This Startup Is Making Stronger, Stretchier, Softer Silk–And It’s All Done In A Lab

Bolt Threads just raised $40 million to put silkworms and spiders out of a job.

Your next shirt might be partly grown from yeast and sugar in the lab.

Bolt Threads, a Bay Area startup that announced $40 million in new funding today, has figured out how to make engineered silk fibers at scale, using a process that can “tune” silk proteins to make them stronger, stretchier, or softer than the natural version made by silkworms or spiders.

“With any natural fiber, you’re kind of stuck with what nature gives you,” says Dan Widmaier, co-founder and CEO of Bolt Threads. “The silkworm makes one silk. You collect each season from the farm, you grade it, and whatever the best grade is, that’s what you’ve got and those are the properties you have.”

For decades, researchers have been fascinated by the properties of silk as a material. Spider silk, for example, is famously stronger than steel by weight. But until recently, it’s been difficult to create an artificial version.

Now, like Bolt Threads, a number of biotech companies, such as Kraig Biocraft Labs and the Japanese company Spiber, are close to or starting to produce commercial products. They want to use the material to create everything from bulletproof vests to surgical sutures.

“Advances in DNA sequencing since the 1990s opened the door to tuned properties, but there were many pieces of the puzzle that had to be solved in order to do it consistently, at scale, and at a cost that made it commercially viable,” says Widmaier.

The startup uses yeast engineered to make silk protein, and grows it in fermenters similar to what you’d find in a brewery making beer. After purifying the protein away from the yeast, they spin it using a process similar to making rayon or nylon. The result is engineered silk.

It can look and feel exactly like fabric made using silkworms—but it can also be better, both because it can avoid the unpredictability of the natural production process, and because the proteins can be engineered to have whatever qualities an apparel company wants.

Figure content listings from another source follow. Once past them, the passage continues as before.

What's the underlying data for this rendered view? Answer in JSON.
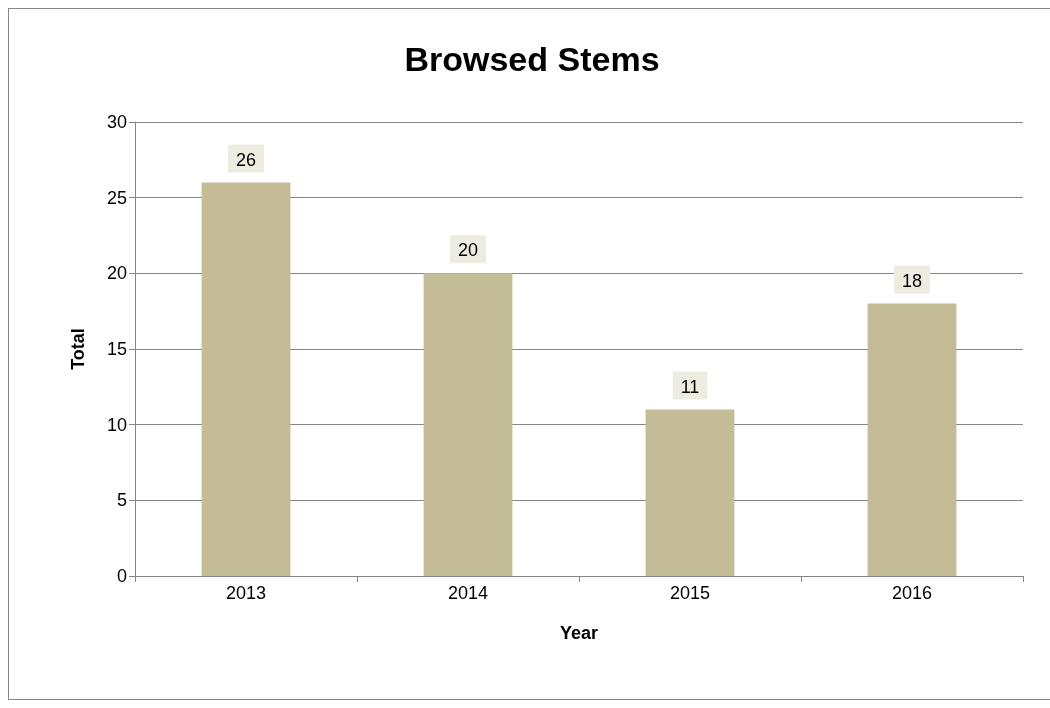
{
  "chart_data": {
    "type": "bar",
    "title": "Browsed Stems",
    "xlabel": "Year",
    "ylabel": "Total",
    "categories": [
      "2013",
      "2014",
      "2015",
      "2016"
    ],
    "values": [
      26,
      20,
      11,
      18
    ],
    "color": "#c4bc96",
    "ylim": [
      0,
      30
    ],
    "yticks": [
      0,
      5,
      10,
      15,
      20,
      25,
      30
    ],
    "grid": "y",
    "data_labels": true
  }
}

“Silk today is a fiber that’s the ultimate luxury fiber, it’s soft, it’s strong, it drapes really well, it’s got a great luster to it, and that’s great,” says Widmaier. “But it’s also fragile and doesn’t care for well, it yellows over time, and there’s all these things that are wrong with it as well. That’s the give and take of natural fibers.”

The company’s new line of performance fabrics may also eventually start to replace petroleum-based materials like nylon. “There’s room to make both higher-performing and more sustainable fibers,” he says. “The beauty of making a protein-based fiber is you get sustainability in the form of it’s grown from nature and can be recycled by nature.”